# Check switch failure for 129



## landcruiser00 (Feb 22, 2004)

I just had DISH out to do an upgrade to a 622 with the new Silver HD programming package. I am keeping my 811 also. The install involved connecting the 811 to a different different display and repointing one Dish 500 from 61.5 to 129 to get the Denver HD locals. The other dish is pointed at 110/119. The tech could not get the 811 to pass the check switch test for the 129 sat. Both the 622 and existing 2800 passed the test. He spent over 2 hours troubleshooting, even brought in a new box (non-HD) and connected it in place of the 811 to verify the cable wasn't the culprit, and it also passed. So it seems it's a problem with the receiver. The tech called in to his home office to get some support but they had no new ideas. I ended up having the tech repoint back to 61.5 to get the Voom channels on both the 622 and 811. I can go without the HD locals since i can get all with the OTA tuner. But...it bugs me that I can't get them since I'm paying for them anyway. Any ideas on why the 811 can't seem to connect to the 129 sat? I assume the tech had all the wiring from the two dishes to SW64 to receivers correct.


----------



## Jason Nipp (Jun 10, 2004)

Press "Sys-Info"....What software revision is your 811 running and what is your device configuration listed?


Please try this.

Disconnect the Sat feed cable from the 811. Menu 6-1-1 and do a check switch with no feed attached. Pull power to 811 for 30 seconds. Plug back in, let boot, immediately hit the front panel menu button as it will error out with no feed attached. 6-1-1 again and check switch with no feed one more time just for grins. If you are using a DPP 44 switch, nows a good time to clear it as well. Disconnect all receivers and the power inserter to the DPP44 and wait for like 3 minutes. Be careful not to short the stingers from the receivers against the switch chassis, they are probably still live at this point. After your 3 minutes are up reconnect only the power inserter and 811 to the switch. Then reattach the 811's input feed cable, if you turned it off to do this, apply power again to the 811, quickly hit the front panel menu button, and go to 6-1-1 again and do your live check-switch. If it finds everything OK, exit and reboot the receiver. Let it reload the guide, then reattach your other receivers and see if they remembered their switch matrix. Probably so if you had them powered down and disconnected. But check just in case.

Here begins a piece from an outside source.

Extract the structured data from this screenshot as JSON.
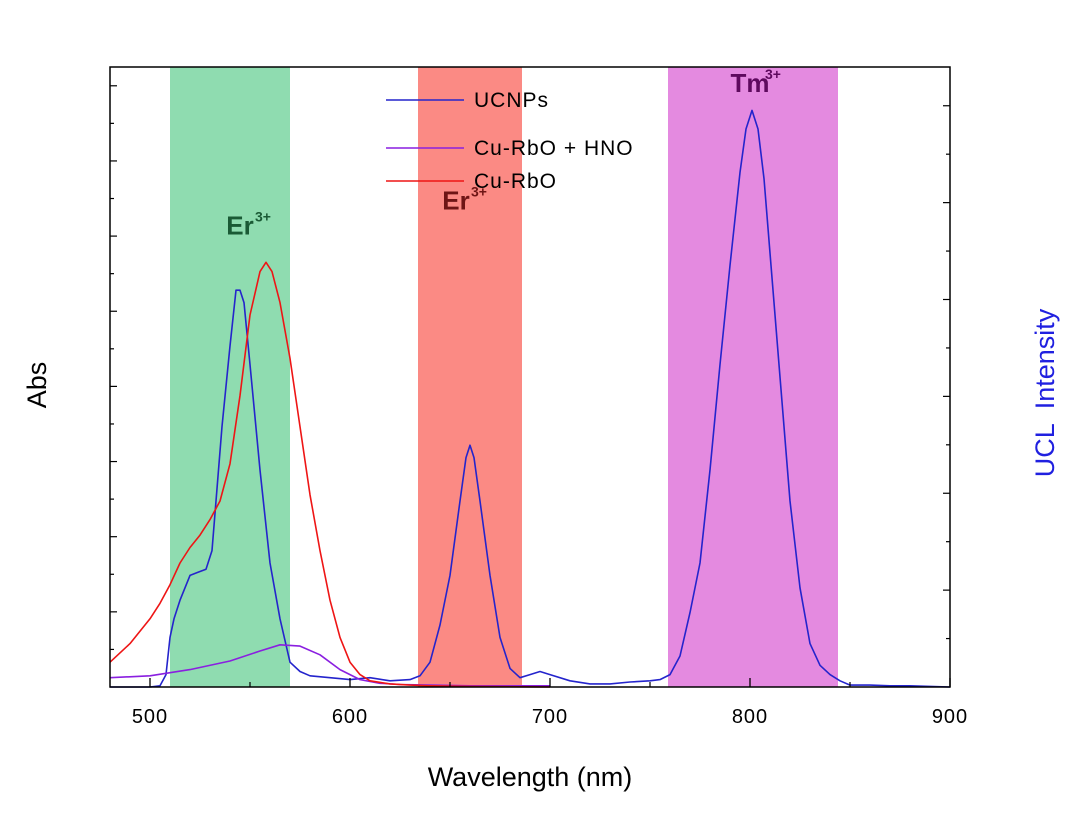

Now question? Are you using a 61.5 and a 129 at the same time? I am also doing this. Because of some mirroring situations, a few of my receivers need to have the "Alternate" box checked off. You may want to try this as well.

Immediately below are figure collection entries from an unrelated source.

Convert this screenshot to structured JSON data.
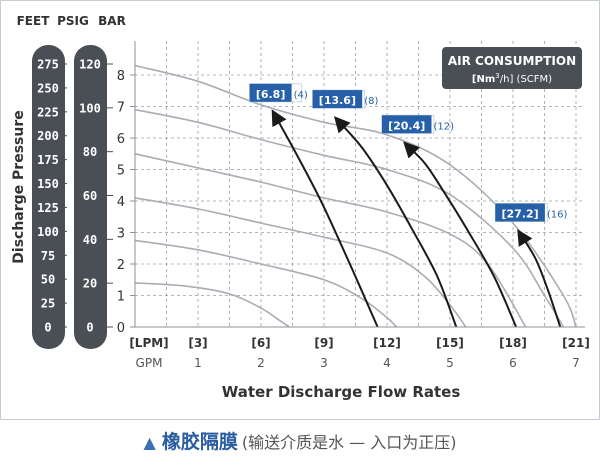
{
  "chart_data": {
    "type": "line",
    "ylabel": "Discharge Pressure",
    "xlabel": "Water Discharge Flow Rates",
    "left_axis_headers": [
      "FEET",
      "PSIG",
      "BAR"
    ],
    "feet_ticks": [
      "275",
      "250",
      "225",
      "200",
      "175",
      "150",
      "125",
      "100",
      "75",
      "50",
      "25",
      "0"
    ],
    "psig_ticks": [
      "120",
      "100",
      "80",
      "60",
      "40",
      "20",
      "0"
    ],
    "bar_ticks": [
      "8",
      "7",
      "6",
      "5",
      "4",
      "3",
      "2",
      "1",
      "0"
    ],
    "ylim": [
      0,
      8.5
    ],
    "xlim": [
      0,
      7.1
    ],
    "x_lpm_ticks": [
      "[LPM]",
      "[3]",
      "[6]",
      "[9]",
      "[12]",
      "[15]",
      "[18]",
      "[21]"
    ],
    "x_gpm_ticks": [
      "GPM",
      "1",
      "2",
      "3",
      "4",
      "5",
      "6",
      "7"
    ],
    "grid": true,
    "legend": {
      "title": "AIR CONSUMPTION",
      "subtitle_unit": "[Nm",
      "subtitle_sup": "3",
      "subtitle_rest": "/h] (SCFM)",
      "placement": "top-right"
    },
    "pressure_curves": [
      {
        "points": [
          [
            0,
            8.3
          ],
          [
            1,
            7.8
          ],
          [
            2,
            7.05
          ],
          [
            3,
            6.5
          ],
          [
            4,
            6.1
          ],
          [
            5,
            5.15
          ],
          [
            6,
            3.3
          ],
          [
            6.8,
            1.0
          ],
          [
            7,
            0
          ]
        ]
      },
      {
        "points": [
          [
            0,
            6.9
          ],
          [
            1,
            6.5
          ],
          [
            2,
            5.95
          ],
          [
            3,
            5.45
          ],
          [
            4,
            5.0
          ],
          [
            5,
            4.2
          ],
          [
            6,
            2.5
          ],
          [
            6.5,
            1.0
          ],
          [
            6.8,
            0
          ]
        ]
      },
      {
        "points": [
          [
            0,
            5.5
          ],
          [
            1,
            5.05
          ],
          [
            2,
            4.6
          ],
          [
            3,
            4.1
          ],
          [
            4,
            3.65
          ],
          [
            5,
            2.95
          ],
          [
            5.6,
            2.0
          ],
          [
            6.2,
            0
          ]
        ]
      },
      {
        "points": [
          [
            0,
            4.1
          ],
          [
            1,
            3.75
          ],
          [
            2,
            3.3
          ],
          [
            3,
            2.85
          ],
          [
            4,
            2.35
          ],
          [
            4.6,
            1.6
          ],
          [
            5,
            0.7
          ],
          [
            5.25,
            0
          ]
        ]
      },
      {
        "points": [
          [
            0,
            2.75
          ],
          [
            1,
            2.45
          ],
          [
            2,
            2.0
          ],
          [
            3,
            1.5
          ],
          [
            3.6,
            0.9
          ],
          [
            4,
            0.3
          ],
          [
            4.15,
            0
          ]
        ]
      },
      {
        "points": [
          [
            0,
            1.4
          ],
          [
            0.8,
            1.3
          ],
          [
            1.5,
            1.05
          ],
          [
            2.0,
            0.6
          ],
          [
            2.3,
            0.2
          ],
          [
            2.45,
            0
          ]
        ]
      }
    ],
    "air_curves": [
      {
        "label_main": "[6.8]",
        "label_sub": "(4)",
        "points": [
          [
            3.85,
            0
          ],
          [
            3.5,
            1.6
          ],
          [
            3.0,
            3.8
          ],
          [
            2.6,
            5.35
          ],
          [
            2.2,
            6.8
          ]
        ]
      },
      {
        "label_main": "[13.6]",
        "label_sub": "(8)",
        "points": [
          [
            5.1,
            0
          ],
          [
            4.8,
            1.6
          ],
          [
            4.4,
            3.1
          ],
          [
            4.0,
            4.5
          ],
          [
            3.6,
            5.7
          ],
          [
            3.2,
            6.6
          ]
        ]
      },
      {
        "label_main": "[20.4]",
        "label_sub": "(12)",
        "points": [
          [
            6.05,
            0
          ],
          [
            5.7,
            1.6
          ],
          [
            5.3,
            3.0
          ],
          [
            4.9,
            4.3
          ],
          [
            4.6,
            5.2
          ],
          [
            4.3,
            5.8
          ]
        ]
      },
      {
        "label_main": "[27.2]",
        "label_sub": "(16)",
        "points": [
          [
            6.75,
            0
          ],
          [
            6.55,
            1.2
          ],
          [
            6.35,
            2.2
          ],
          [
            6.1,
            3.0
          ]
        ]
      }
    ]
  },
  "caption": {
    "marker": "▲",
    "main": "橡胶隔膜",
    "sub": "(输送介质是水 — 入口为正压)"
  }
}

If this did not help, you can try a NV dump.


----------



## Jason Nipp (Jun 10, 2004)

"_The "SuperDish" checkbox must be selected in order for the 811 to recognize 129 using legacy LNBs and switches (It doesn't have to be checked for DishPro equipment). _"

There is a Tech Bulletin on this issue.


----------



## landcruiser00 (Feb 22, 2004)

Thanks for the replies. Here is some feedback to your questions.
Software version is P380, and device config is SW64.
I am not using 61.5 and 129 at the same time.
Unfortunatey I now don't have one of the dishes pointed to the 129 sat so I will need to repoint to 61.5 and run through your procedure.
Also, I'm not certain that the Tech checked the superdish checkbox, but he did try with the Alternate checkbox which did not fix the problem

More questions related to the procedure: 1. How do you clear a switch? 2. How do you do the NV dump? 3. Same procedure recommended with SW64 ? (since it was written assuming DPP44 switch)


----------